What is Over-the-Counter Trading.......? Over-the-counter trading, or OTC trading, refers to trading that is not done on a formal exchange. Instead, most OTC trades will take place between two parties, and are often handled through a dealer network. OTC trading is less regulated than exchange-based trading, which creates a wider range of opportunities, but also some risks you should be aware of.
When you trade OTC with a trading provider, you will usually see two prices listed: a single buy price and a single sell price. This is different from on-exchange trading, where you will see multiple buy and sell prices from several different parties.
The most popular OTC market is forex, where currencies are bought and sold through a network of banks rather than exchanges. This means forex trading is decentralised and can take place 24 hours a day rather than being tied to exchange opening and closing times.
Stocks and other financial instruments can also be traded OTC – this includes derivatives such as swaps and forward contracts .
OTC trading gives companies that don't meet stock exchange requirements the opportunity to raise capital , which can help fund expansion and growth. Stocks traded on the OTC are typically cheaper than stocks listed on a centralized exchange. As a result, you can buy a lot of shares for a small amount of capital.

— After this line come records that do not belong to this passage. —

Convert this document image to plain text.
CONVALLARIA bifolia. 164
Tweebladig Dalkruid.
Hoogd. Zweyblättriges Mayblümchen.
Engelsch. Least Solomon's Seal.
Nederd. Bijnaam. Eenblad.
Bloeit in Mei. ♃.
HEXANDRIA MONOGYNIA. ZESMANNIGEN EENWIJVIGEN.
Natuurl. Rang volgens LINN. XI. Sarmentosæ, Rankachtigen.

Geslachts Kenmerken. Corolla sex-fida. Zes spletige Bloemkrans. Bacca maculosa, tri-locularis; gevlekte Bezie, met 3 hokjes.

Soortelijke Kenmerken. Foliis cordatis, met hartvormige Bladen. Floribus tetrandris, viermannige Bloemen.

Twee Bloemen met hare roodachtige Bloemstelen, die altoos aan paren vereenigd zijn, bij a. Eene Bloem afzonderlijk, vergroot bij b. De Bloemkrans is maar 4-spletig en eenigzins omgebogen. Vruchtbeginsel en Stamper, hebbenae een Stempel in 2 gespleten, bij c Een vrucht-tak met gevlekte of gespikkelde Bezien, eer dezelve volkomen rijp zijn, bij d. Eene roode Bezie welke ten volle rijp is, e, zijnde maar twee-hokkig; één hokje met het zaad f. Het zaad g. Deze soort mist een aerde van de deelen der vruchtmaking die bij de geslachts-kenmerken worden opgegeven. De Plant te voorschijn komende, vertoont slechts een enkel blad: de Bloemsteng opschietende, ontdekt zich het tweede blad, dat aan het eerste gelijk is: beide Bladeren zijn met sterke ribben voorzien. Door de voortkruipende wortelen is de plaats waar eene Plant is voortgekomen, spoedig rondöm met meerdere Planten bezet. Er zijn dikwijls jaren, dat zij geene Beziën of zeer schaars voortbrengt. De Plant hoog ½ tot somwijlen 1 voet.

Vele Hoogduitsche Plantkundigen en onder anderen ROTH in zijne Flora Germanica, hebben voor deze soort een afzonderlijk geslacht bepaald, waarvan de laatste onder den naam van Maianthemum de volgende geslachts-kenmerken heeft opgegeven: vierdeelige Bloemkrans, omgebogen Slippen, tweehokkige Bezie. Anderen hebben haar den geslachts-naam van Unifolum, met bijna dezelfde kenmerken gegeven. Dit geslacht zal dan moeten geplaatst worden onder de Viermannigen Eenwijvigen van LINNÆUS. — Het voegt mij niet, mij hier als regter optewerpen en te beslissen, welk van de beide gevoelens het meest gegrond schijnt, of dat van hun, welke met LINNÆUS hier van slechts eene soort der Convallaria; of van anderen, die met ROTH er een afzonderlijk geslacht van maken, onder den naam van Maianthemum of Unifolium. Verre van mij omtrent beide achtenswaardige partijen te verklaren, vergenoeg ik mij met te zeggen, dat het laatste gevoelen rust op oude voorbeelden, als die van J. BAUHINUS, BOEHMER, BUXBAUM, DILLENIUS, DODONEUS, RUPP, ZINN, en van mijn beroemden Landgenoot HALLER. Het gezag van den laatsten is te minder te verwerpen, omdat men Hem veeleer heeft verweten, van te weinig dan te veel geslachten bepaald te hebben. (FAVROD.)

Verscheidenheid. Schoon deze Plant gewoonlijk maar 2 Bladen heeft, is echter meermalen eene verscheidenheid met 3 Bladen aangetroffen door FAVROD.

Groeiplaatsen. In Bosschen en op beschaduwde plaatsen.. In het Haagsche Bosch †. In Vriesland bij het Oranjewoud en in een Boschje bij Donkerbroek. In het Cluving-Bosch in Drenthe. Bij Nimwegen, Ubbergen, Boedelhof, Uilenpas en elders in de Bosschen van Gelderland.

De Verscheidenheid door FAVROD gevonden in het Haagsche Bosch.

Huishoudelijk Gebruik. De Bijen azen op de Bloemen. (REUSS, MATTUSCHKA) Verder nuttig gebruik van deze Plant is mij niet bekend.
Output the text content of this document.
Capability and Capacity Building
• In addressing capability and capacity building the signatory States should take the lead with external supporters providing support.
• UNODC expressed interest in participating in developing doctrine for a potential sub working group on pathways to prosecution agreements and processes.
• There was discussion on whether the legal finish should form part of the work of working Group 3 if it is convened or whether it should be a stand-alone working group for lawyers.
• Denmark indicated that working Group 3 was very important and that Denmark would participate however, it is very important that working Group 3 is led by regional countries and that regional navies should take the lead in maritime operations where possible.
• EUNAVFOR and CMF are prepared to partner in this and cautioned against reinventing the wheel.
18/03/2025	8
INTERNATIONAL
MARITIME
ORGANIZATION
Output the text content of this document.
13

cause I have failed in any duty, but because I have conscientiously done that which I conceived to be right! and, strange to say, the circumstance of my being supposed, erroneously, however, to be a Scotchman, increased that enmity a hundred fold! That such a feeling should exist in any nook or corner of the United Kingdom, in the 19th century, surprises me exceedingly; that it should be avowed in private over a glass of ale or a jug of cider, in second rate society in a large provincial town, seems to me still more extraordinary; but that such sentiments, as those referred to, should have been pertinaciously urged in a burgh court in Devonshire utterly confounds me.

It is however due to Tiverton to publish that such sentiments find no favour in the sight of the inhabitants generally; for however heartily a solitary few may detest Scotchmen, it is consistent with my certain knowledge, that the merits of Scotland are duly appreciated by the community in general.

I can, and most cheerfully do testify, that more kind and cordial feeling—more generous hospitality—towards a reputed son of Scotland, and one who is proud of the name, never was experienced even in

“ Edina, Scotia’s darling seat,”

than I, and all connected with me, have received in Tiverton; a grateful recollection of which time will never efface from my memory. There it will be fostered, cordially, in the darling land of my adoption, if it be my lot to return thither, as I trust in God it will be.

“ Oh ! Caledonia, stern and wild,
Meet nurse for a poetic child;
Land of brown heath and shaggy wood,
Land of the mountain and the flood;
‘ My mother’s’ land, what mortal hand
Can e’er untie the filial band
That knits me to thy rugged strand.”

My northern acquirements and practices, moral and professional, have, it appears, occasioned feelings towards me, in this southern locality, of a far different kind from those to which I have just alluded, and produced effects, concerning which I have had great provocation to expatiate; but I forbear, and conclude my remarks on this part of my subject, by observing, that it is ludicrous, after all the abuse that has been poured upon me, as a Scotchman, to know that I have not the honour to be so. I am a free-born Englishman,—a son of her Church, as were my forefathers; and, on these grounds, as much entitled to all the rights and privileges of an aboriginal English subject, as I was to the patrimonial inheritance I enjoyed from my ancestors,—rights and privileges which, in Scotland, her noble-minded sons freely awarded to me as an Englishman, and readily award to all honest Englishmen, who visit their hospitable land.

OTC trades have more flexibility than their more regulated and standardized exchange-based counterparts. This means you can create agreements that are specific to your trading goals.
The unregulated nature of OTC trading means that the risk of default by a counterparty on any agreement is very high. This is particularly true for swaps and forward contracts.
Stock trading on the OTC can be considered riskier because companies are not required to provide as much information as exchange-listed companies. This means that companies can often claim to be 'up and coming' , which is not always true.